What do you notice about the number of dots on the cards? (Each card has twice as many as the card to its right.)

How many dots would the next card have if we carried on to the left? (32) The next…?

We can use these cards to make numbers by turning some of them face down and adding up the dots that are showing. Ask the children to make 6 (4-dot and 2-dot cards), then 15 (8-, 4-, 2- and 1-dot cards), then 21 (16, 4 and 1)…

Now try counting from zero onwards.

The rest of the class needs to look closely at how the cards change to see if they can see a pattern in how the cards flip (each card flips half as often as the one to its right). You may like to try this with more than one group.

When a binary number card is not showing, it is represented by a zero. When it is showing, it is represented by a one. This is the binary number system.

Ask the children to make 01001. What number is this in decimal?

What would 17 be in binary?

Try a few more until they understand the concept.

Make a binary table:

Cut out the cards on your sheet and lay them out with the 16-dot card on the left as shown here:

Make sure the cards are placed in exactly the same order.

Now flip the cards so exactly 5 dots show—keep your cards in the same order!-

represent this with a 0 when it’s blank and a 1 when there’s a number- so how do you write 5 in binary?

Find out how to get 3, 12, 19.

Is there more than one way to get any number?

What is the biggest number you can make? What is the smallest? Is there any number you can’t make between the smallest and biggest numbers?

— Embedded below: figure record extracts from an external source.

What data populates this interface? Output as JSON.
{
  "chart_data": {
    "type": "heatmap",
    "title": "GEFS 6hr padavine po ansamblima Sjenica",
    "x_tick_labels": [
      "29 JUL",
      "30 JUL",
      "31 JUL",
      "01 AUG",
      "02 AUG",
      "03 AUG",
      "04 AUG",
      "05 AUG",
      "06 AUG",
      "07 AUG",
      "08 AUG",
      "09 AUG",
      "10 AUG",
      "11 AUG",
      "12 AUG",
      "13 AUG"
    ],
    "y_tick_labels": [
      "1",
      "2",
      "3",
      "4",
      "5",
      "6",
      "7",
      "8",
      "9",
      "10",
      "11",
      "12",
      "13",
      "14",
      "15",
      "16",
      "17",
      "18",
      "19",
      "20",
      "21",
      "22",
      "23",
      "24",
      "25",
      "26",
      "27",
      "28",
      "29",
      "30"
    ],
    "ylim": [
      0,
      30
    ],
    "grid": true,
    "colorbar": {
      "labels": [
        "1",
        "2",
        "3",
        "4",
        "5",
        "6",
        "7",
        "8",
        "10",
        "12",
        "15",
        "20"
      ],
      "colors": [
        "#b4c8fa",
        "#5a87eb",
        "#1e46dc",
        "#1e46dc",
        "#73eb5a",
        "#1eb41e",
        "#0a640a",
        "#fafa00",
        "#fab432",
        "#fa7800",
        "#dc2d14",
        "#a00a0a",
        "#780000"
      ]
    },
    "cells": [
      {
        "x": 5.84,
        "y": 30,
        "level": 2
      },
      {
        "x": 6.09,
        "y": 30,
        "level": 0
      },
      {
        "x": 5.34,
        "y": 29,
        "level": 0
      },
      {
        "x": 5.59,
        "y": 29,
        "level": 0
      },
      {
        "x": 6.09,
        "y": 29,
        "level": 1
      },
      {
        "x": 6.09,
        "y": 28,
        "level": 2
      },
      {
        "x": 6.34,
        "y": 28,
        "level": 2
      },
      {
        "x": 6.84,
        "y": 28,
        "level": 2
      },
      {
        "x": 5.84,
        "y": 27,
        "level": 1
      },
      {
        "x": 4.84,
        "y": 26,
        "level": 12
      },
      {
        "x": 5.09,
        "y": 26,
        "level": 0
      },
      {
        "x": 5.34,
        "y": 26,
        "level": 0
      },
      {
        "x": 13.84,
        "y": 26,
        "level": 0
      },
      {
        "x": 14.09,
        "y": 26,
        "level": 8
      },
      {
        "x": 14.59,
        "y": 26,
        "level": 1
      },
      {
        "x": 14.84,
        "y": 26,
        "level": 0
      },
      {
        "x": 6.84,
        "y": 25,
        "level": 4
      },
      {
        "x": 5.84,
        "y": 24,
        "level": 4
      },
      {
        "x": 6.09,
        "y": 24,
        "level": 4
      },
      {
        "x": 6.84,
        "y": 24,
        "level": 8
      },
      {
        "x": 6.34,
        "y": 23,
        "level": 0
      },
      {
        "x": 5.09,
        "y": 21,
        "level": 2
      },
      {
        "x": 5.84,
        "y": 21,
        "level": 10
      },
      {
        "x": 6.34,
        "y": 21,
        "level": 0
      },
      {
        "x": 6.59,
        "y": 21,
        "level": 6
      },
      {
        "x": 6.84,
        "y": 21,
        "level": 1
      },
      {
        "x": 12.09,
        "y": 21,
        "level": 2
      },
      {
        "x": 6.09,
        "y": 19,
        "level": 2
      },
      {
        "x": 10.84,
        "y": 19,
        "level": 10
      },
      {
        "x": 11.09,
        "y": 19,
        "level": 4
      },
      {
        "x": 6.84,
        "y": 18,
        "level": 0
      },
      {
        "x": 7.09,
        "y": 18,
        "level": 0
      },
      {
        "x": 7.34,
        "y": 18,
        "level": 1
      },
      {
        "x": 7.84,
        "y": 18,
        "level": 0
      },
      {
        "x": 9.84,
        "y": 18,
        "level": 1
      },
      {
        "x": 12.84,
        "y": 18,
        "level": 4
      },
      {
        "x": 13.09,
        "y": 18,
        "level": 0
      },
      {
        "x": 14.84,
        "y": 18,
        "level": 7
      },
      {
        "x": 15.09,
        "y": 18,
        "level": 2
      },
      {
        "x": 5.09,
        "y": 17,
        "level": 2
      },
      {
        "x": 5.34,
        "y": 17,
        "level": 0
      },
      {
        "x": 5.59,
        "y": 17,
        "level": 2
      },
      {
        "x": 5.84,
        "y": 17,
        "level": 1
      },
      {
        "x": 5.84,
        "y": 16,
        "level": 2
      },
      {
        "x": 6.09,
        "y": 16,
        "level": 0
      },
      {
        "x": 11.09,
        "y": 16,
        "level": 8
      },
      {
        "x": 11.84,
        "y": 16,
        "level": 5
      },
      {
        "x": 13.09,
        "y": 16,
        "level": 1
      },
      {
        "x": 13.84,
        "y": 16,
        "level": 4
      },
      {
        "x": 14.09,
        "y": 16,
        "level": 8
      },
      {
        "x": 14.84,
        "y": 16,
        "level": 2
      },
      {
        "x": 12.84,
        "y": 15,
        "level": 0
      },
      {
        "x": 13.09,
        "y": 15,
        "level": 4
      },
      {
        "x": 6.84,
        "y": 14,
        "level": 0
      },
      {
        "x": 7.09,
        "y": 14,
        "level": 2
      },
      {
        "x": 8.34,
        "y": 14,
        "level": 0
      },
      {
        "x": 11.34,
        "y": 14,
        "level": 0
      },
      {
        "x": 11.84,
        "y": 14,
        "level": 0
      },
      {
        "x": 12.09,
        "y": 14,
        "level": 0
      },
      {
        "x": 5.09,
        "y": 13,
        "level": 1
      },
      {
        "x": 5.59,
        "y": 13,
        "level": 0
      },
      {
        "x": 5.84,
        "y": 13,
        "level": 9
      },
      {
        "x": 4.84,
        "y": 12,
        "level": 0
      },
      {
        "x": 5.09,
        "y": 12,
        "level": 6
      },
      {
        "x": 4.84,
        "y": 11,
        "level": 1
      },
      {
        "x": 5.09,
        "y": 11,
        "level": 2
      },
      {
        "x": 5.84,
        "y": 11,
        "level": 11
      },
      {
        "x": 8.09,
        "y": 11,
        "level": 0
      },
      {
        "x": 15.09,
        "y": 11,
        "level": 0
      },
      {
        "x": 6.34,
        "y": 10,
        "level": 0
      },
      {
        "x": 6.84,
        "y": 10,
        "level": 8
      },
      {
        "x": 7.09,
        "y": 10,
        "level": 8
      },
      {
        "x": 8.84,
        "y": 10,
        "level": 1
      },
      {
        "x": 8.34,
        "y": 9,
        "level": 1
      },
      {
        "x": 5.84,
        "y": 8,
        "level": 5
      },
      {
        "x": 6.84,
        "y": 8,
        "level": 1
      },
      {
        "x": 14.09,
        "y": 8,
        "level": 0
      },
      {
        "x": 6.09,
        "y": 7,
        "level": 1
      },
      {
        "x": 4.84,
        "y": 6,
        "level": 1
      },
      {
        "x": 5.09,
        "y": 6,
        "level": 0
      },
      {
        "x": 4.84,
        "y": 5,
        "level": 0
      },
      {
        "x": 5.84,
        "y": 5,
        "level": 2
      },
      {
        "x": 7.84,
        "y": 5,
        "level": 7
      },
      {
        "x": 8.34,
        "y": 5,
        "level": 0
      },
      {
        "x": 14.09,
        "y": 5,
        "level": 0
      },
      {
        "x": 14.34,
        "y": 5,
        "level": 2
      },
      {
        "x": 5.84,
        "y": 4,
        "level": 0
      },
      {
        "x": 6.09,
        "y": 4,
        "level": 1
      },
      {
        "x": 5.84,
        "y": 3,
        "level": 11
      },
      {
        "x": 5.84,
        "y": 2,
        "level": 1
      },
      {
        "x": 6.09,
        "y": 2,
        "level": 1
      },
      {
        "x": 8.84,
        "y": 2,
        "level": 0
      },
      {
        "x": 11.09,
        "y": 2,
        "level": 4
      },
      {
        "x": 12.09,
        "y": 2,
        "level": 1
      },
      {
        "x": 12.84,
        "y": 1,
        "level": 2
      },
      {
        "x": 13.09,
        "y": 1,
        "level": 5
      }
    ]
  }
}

Extra for Experts: Try making the numbers 1, 2, 3, 4 in order. Can you work out a logical and reliable method of flipping the cards to increase any number by one?

Binary decoding game- http://games.penjee.com/binary-numbers-game/

Next level up- http://games.penjee.com/binary-bonanza/

**Goal Reflection:**

What are some interesting things you noticed about the binary counting system?

What are the advantages and disadvantages of using binary?

Share reflections